En cette rentrée, la Fondation espace écureuil laisse le champ libre à Véronique Glover, qui propose une centaine de photographies, réparties en séries. Ses petits formats, présentés jusqu’au 22 octobre, invitent à s’approcher tout près, pour entrer dans l’intimité de chaque image, dont la puissance est révélée par le hors champ, tout ce qu’on ne voit pas mais qu’on pressent.

L’artiste nous entraine dans une esthétique partagée, qui fait sens pour chacun d’entre nous, créant une sorte d’habitat commun construit à partir d’images que nous partageons tous : le cinéma, les photos de famille….

« et l’odeur du jasmin. », titre de l’exposition, commence par une minuscule et se termine par un point.

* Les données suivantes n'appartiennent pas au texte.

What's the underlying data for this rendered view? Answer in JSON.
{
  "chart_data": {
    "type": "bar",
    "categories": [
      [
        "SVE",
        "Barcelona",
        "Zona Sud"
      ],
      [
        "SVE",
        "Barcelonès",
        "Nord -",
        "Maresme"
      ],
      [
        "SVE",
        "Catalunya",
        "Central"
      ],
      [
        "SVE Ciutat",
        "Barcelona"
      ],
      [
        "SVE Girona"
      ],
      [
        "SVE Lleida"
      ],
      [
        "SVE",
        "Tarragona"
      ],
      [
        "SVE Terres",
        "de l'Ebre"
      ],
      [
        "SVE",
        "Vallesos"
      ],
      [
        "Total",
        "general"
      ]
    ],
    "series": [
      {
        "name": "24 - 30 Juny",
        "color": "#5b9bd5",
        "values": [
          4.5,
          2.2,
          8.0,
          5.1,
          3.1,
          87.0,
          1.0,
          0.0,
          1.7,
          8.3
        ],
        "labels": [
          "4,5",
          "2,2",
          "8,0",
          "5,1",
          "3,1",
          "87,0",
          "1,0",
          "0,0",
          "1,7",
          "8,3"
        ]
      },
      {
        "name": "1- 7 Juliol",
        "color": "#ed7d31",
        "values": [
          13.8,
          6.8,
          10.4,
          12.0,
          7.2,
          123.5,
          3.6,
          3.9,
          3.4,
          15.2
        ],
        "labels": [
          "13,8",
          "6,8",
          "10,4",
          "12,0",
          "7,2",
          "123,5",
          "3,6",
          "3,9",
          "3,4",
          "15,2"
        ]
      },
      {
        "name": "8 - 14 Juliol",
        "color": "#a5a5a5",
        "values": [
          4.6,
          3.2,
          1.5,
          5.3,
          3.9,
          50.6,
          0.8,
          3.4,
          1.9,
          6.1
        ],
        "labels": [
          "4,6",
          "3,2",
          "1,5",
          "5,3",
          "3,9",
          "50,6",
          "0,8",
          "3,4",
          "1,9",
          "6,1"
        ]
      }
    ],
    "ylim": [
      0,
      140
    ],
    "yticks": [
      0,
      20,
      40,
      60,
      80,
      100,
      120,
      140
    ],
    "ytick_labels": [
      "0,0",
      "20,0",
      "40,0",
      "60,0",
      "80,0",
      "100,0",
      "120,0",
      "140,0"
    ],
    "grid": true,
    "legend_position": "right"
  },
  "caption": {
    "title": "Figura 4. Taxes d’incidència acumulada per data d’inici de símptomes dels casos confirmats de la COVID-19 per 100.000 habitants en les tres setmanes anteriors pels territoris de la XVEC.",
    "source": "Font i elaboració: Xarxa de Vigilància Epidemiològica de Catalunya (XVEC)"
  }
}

C’est une phrase parfaitement photographique et en cohérence avec le travail de l’artiste : elle ne peut avoir de sens que dans l’ampleur de son hors champ, elle est le fragment d’un tout, elle en est un détail, même, car l’essentiel du propos n’est pas énoncé.

Le hors champ est tout ce qui « fait » la photo de Véronique Glover, ce qui ne figure pas dans le cadre de l’image : le reste de la rue, de l’immeuble, une partie d’un corps, le brouhaha de la foule, le ressac de la mer et l’odeur du jasmin.